In regard to breath sounds, there are a bunch of spots so what I am saying may not apply to what your school teaches. In fact, one school I went taught only 4 spots and looked at me like I was crazy for doing 6 spots on the back, and the other school taught 6 spots. I think Bates' Guide to Physical Exam and History taking has like 14 spots on the back, lol. Your goal is mainly general area like listening to the apical, middle lobe, and the base of the lungs. I hear back is gonna be easier to hear, but personally, I like listening to the front more.
For vital signs, I was taught heart rate, respiratory rate, and blood pressure at one school, but at another school, taught heart rate, respiratory rate, blood pressure, pupils, skin signs, and capillary refill. Personally, I like to think CTCTC with skin signs: color, temperature, condition, turgor, and capillary refill (so I consider capillary refill a part of skin signs), usually hear "moisture" instead of "condition". Another handy acronym I have heard is PRBELLS (look it up in that acronym list I mentioned earier) for VS, but I use it more for ongoing assessment. Also for the pulse, you should get the rate, rhythm, and quality. For respirations, rate, rhythm (check out things like Cheyne-Stokes, Biots, etc), effort at minimum, I include audible sounds, and one of my schools wanted me to say something like "good tidal depth". I think I pretty much covered everything else with vital signs. Don't forget to ask what your partner got for baseline if you had them do that.
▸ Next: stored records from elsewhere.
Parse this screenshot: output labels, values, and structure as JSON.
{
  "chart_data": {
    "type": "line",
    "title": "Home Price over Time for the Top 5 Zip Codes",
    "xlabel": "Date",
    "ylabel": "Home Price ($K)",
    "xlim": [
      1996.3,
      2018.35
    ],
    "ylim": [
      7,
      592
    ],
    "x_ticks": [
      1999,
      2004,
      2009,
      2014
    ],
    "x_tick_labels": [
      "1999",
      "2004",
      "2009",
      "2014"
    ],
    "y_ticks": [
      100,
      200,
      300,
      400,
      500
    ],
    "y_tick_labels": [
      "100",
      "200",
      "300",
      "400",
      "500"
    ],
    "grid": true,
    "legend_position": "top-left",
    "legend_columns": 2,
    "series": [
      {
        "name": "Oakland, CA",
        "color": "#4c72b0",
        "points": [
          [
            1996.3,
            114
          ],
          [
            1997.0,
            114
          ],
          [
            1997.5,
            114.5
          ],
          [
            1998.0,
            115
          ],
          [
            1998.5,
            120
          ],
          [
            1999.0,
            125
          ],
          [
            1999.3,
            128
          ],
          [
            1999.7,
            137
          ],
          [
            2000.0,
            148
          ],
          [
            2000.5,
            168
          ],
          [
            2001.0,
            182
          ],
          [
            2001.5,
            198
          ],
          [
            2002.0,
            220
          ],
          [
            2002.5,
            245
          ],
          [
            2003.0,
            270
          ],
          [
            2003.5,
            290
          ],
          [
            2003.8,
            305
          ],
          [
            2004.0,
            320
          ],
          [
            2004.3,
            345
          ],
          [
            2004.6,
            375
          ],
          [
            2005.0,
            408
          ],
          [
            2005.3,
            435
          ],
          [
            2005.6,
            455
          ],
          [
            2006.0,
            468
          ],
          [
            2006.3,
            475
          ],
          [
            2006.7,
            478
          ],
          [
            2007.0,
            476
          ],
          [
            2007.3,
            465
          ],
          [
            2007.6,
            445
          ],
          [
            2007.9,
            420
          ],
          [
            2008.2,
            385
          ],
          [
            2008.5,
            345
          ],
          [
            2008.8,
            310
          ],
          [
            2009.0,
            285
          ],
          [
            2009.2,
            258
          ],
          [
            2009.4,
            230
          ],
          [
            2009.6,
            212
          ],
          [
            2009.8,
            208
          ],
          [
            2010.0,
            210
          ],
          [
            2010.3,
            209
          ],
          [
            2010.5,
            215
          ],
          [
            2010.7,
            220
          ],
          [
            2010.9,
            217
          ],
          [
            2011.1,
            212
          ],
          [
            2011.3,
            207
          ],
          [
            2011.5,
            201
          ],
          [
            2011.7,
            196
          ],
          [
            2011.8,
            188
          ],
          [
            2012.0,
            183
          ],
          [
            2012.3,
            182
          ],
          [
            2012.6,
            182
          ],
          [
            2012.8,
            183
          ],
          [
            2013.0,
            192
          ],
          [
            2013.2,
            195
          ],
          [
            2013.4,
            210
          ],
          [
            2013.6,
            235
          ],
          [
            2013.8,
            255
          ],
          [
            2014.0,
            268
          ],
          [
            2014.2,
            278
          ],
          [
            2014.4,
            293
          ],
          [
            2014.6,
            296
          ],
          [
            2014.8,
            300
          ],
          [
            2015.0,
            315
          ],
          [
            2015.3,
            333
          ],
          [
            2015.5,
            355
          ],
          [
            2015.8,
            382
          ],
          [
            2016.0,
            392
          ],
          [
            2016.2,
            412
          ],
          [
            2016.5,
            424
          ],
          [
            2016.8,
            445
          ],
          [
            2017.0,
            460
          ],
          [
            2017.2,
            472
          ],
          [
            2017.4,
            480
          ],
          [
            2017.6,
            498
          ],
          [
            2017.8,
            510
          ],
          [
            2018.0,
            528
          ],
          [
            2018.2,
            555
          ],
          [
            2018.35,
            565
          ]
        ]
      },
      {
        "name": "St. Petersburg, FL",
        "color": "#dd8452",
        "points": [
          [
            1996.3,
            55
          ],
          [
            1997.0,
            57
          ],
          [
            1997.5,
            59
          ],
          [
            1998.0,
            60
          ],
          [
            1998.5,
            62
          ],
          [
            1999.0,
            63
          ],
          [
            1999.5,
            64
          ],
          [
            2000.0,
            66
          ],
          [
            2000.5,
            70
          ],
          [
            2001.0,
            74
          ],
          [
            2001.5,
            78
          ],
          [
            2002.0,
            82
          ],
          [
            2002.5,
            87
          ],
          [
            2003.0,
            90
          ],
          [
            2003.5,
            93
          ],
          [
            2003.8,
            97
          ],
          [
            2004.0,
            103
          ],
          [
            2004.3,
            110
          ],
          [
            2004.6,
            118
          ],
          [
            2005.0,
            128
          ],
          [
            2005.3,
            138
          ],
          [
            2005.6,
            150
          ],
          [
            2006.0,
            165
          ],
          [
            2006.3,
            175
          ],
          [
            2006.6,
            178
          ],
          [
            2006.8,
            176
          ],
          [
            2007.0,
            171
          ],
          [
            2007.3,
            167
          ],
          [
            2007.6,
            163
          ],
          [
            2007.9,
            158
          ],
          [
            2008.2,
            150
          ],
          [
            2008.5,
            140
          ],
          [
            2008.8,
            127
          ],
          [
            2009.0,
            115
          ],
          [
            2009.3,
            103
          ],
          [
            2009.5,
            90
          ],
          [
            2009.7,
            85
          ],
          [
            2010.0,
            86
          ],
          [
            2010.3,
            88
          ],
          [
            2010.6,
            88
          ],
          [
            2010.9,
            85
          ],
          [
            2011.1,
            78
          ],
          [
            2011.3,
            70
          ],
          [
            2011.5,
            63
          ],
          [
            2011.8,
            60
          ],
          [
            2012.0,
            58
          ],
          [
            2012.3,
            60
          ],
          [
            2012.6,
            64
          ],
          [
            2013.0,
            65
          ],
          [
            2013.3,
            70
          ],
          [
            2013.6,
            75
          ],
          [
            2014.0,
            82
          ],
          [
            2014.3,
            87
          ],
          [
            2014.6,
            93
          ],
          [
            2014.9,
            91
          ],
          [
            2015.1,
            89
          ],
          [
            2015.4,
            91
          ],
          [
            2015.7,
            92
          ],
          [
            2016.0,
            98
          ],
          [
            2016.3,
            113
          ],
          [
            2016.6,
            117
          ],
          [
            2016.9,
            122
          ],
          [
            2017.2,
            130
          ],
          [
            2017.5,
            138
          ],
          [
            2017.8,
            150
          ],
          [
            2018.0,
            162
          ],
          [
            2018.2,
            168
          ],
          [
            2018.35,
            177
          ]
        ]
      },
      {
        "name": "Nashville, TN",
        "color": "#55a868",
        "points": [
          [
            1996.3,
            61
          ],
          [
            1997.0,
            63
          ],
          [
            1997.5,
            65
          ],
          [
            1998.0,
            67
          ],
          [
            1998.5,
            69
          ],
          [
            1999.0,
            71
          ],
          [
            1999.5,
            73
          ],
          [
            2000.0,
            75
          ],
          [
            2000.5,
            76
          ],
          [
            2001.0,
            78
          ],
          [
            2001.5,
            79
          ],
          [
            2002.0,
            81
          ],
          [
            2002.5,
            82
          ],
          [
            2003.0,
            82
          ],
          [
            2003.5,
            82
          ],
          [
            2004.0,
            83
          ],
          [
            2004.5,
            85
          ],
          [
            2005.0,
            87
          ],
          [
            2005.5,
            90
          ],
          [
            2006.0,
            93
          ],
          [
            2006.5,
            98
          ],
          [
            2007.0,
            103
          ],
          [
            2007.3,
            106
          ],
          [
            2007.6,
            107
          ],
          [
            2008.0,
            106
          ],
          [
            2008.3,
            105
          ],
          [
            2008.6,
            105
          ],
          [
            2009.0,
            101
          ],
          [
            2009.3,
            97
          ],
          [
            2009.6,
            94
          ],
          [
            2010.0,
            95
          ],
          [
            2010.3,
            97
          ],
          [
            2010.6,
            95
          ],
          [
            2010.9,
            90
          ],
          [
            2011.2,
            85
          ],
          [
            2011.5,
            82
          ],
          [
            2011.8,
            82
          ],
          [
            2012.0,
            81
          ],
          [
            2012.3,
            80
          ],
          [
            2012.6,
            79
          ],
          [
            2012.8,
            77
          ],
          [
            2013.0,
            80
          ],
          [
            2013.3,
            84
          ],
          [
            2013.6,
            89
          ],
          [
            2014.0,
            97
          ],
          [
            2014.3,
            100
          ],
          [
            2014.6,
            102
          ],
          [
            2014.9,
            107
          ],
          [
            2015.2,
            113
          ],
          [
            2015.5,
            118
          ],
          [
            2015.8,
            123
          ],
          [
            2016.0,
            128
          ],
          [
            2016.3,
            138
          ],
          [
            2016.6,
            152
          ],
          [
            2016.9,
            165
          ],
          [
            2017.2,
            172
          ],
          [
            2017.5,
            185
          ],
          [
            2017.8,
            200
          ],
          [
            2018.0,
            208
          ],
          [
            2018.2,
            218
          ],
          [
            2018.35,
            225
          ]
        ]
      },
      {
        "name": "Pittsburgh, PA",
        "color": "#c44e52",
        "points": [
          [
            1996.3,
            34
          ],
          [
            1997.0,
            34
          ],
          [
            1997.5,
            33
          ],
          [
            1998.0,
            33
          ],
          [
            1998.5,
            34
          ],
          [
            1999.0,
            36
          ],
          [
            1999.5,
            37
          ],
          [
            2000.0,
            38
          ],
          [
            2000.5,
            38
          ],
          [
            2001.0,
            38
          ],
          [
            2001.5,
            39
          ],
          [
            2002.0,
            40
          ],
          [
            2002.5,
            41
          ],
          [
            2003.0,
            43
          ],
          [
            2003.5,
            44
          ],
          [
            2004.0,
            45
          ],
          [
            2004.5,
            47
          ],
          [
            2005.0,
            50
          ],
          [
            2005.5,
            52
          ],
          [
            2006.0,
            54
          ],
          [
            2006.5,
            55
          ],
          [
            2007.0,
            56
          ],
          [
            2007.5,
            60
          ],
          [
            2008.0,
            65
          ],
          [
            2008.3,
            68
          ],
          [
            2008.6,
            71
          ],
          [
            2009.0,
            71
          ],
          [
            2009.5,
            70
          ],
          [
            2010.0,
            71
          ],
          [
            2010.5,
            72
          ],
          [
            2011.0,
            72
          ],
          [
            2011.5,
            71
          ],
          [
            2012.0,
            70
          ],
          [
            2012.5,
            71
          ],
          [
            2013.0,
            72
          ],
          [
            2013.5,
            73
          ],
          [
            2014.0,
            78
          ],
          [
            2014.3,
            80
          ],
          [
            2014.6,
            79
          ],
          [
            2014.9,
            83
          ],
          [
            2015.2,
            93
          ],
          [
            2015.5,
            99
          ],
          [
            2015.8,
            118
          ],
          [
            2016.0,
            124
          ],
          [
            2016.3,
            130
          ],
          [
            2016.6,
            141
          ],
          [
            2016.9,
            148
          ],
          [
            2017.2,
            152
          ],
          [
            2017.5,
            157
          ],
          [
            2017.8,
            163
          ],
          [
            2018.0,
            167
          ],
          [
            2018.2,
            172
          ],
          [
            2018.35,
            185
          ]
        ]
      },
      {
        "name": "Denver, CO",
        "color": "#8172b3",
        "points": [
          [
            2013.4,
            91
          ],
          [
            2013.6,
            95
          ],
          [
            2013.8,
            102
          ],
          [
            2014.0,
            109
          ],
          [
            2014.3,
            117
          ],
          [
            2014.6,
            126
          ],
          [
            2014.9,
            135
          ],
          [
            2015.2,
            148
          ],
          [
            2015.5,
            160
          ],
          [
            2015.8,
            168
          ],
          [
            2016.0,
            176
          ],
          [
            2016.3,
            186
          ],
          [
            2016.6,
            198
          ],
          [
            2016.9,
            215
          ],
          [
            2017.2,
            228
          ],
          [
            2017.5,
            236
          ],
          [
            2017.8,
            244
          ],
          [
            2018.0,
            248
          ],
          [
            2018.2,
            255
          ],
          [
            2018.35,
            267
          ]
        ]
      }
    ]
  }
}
Treat acccordingly, transport, is it gonna be with or without red lights and sirens, which hospital are they going to, if the patient is critical, reassess every 5 minutes, if not, every 15 minutes, and you are gonna reassess at least ABCs, LOC, VS, and reassess your treatment, is it helping or not. If time permits, do a full physical.
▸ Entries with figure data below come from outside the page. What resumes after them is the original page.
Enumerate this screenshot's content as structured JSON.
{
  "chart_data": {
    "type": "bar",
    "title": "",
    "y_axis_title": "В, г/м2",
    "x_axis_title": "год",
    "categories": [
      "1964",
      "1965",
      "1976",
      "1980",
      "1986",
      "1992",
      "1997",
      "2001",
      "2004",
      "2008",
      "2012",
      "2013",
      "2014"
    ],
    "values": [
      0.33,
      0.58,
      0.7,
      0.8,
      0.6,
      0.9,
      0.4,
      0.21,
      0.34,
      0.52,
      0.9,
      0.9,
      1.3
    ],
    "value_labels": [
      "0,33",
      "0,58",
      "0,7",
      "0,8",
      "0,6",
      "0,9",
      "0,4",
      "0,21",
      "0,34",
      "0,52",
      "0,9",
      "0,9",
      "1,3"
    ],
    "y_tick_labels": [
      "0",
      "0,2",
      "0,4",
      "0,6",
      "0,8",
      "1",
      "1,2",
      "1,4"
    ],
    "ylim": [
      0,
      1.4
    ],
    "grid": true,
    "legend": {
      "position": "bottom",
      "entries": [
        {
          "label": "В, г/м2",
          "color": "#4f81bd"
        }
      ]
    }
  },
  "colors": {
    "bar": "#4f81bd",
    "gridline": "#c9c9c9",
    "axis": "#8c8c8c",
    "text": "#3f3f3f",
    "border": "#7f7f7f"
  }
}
At the end of the scenario, you give a report to the proctor. When I was going to school, I just gave the report with the patient's age, gender, chief complaint, SAMPLE, pertinent positives and negatives in physical exam, and vital signs.
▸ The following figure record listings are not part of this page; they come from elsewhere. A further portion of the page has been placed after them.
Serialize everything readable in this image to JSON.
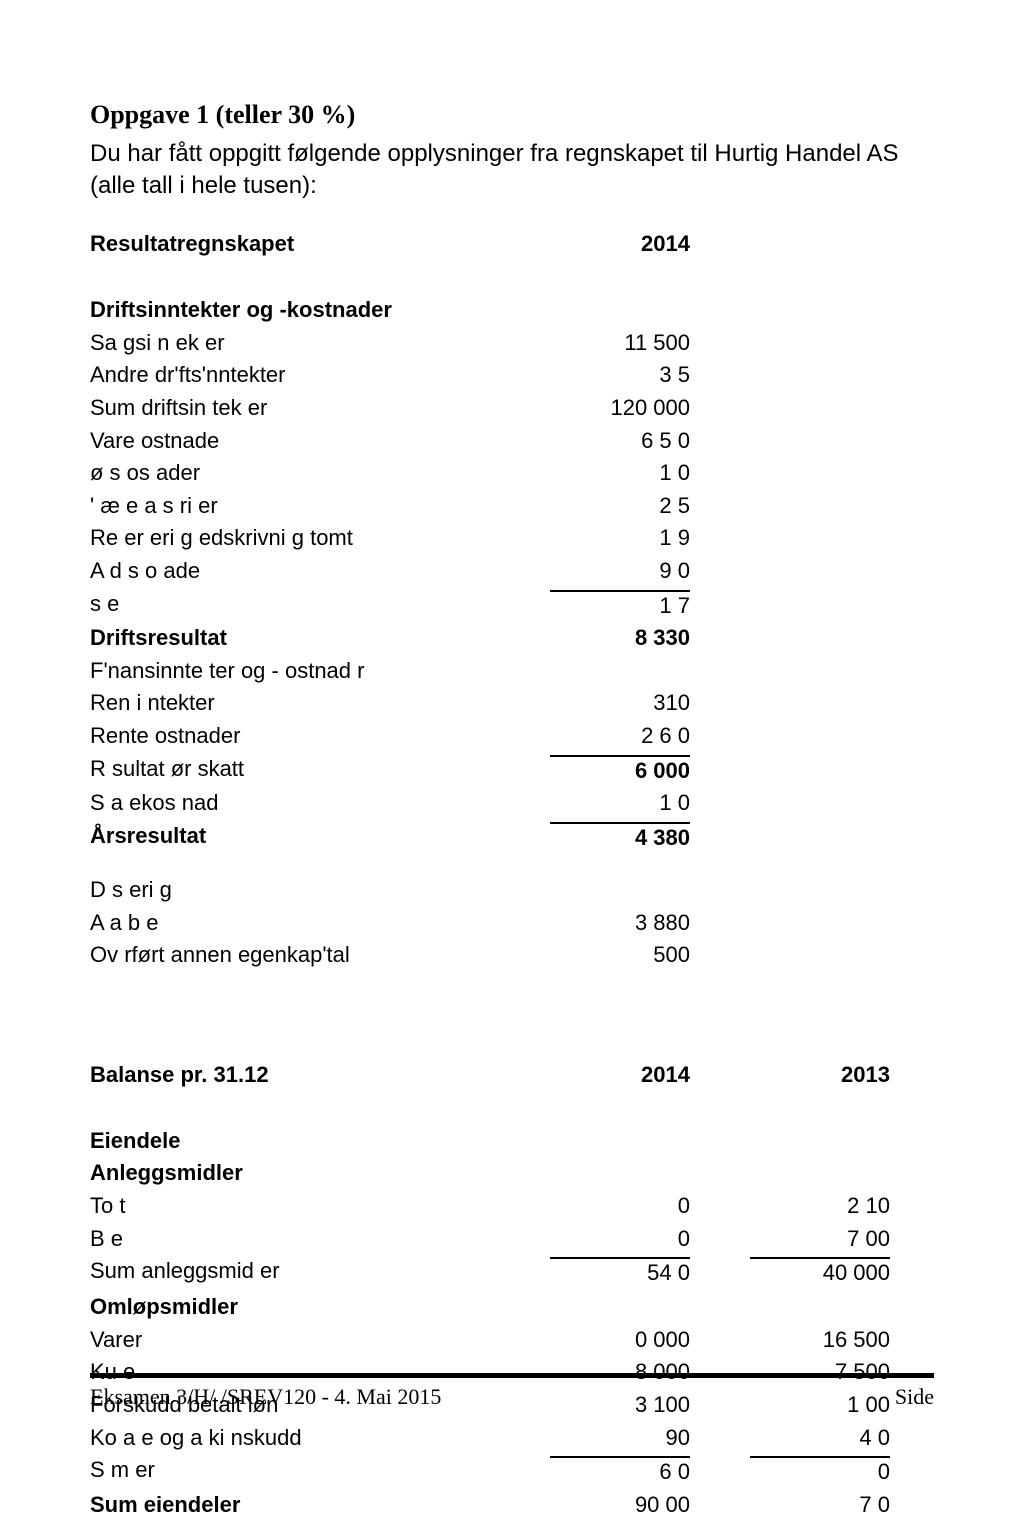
{
  "title": "Oppgave 1 (teller 30 %)",
  "intro": "Du har fått oppgitt følgende opplysninger fra regnskapet til Hurtig Handel AS (alle tall i hele tusen):",
  "resultat": {
    "header_label": "Resultatregnskapet",
    "header_year": "2014",
    "section1_label": "Driftsinntekter og -kostnader",
    "rows1": [
      {
        "label": "Sa gsi n ek er",
        "v": "11  500"
      },
      {
        "label": "Andre dr'fts'nntekter",
        "v": "3 5"
      },
      {
        "label": "Sum driftsin tek er",
        "v": "120 000"
      },
      {
        "label": "Vare ostnade",
        "v": "6  5 0"
      },
      {
        "label": "ø   s os  ader",
        "v": "1    0"
      },
      {
        "label": "'  æ e a s ri      er",
        "v": "2 5"
      },
      {
        "label": "Re er eri g edskrivni g tomt",
        "v": "1 9"
      },
      {
        "label": "A d      s o    ade",
        "v": "9   0"
      }
    ],
    "rows2": [
      {
        "label": "s     e",
        "v": "1   7"
      },
      {
        "label": "Driftsresultat",
        "v": "8 330",
        "bold": true
      }
    ],
    "section2_label": "F'nansinnte ter og -  ostnad r",
    "rows3": [
      {
        "label": "Ren  i ntekter",
        "v": "310"
      },
      {
        "label": "Rente ostnader",
        "v": "2 6 0"
      }
    ],
    "rows4": [
      {
        "label": "R sultat ør skatt",
        "v": "6 000",
        "bold_v": true
      },
      {
        "label": "S a ekos nad",
        "v": "1   0"
      }
    ],
    "rows5": [
      {
        "label": "Årsresultat",
        "v": "4 380",
        "bold": true
      }
    ],
    "disp_label": "D s    eri g",
    "rows6": [
      {
        "label": "A  a     b   e",
        "v": "3 880"
      },
      {
        "label": "Ov rført annen egenkap'tal",
        "v": "500"
      }
    ]
  },
  "balanse": {
    "header_label": "Balanse pr. 31.12",
    "year1": "2014",
    "year2": "2013",
    "eiendele_label": "Eiendele",
    "anlegg_label": "Anleggsmidler",
    "rows1": [
      {
        "label": "To  t",
        "v1": "0",
        "v2": "2 10"
      },
      {
        "label": "B       e",
        "v1": "0",
        "v2": "7  00"
      }
    ],
    "rows2": [
      {
        "label": "Sum anleggsmid er",
        "v1": "54  0",
        "v2": "40 000"
      }
    ],
    "omlop_label": "Omløpsmidler",
    "rows3": [
      {
        "label": "Varer",
        "v1": "0 000",
        "v2": "16 500"
      },
      {
        "label": "Ku   e",
        "v1": "8 000",
        "v2": "7 500"
      },
      {
        "label": "Forskudd betalt løn",
        "v1": "3 100",
        "v2": "1  00"
      },
      {
        "label": "Ko  a  e og  a ki nskudd",
        "v1": "90",
        "v2": "4    0"
      }
    ],
    "rows4": [
      {
        "label": "S     m      er",
        "v1": "6 0",
        "v2": "0"
      },
      {
        "label": "Sum eiendeler",
        "v1": "90  00",
        "v2": "7    0",
        "bold_label": true
      }
    ]
  },
  "footer": {
    "left": "Eksamen 3/H/  /SREV120 - 4. Mai 2015",
    "right": "Side"
  },
  "colors": {
    "text": "#000000",
    "bg": "#ffffff",
    "rule": "#000000"
  },
  "fonts": {
    "title_family": "Times New Roman, serif",
    "body_family": "Arial, sans-serif",
    "title_size_pt": 20,
    "body_size_pt": 17
  }
}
I started getting lazy in the middle of this, lol, but I still do hope it helped.
Edit: And quickly looking to see if I missed anything or any mistake, I noticed in my first post, I didn't mean to say "50-year-old male", I'd say something that's an estimate and obvious is one like "a male who looks like he's in his 50s", or something like that. They are probably gonna ding you at school for guessing exact age.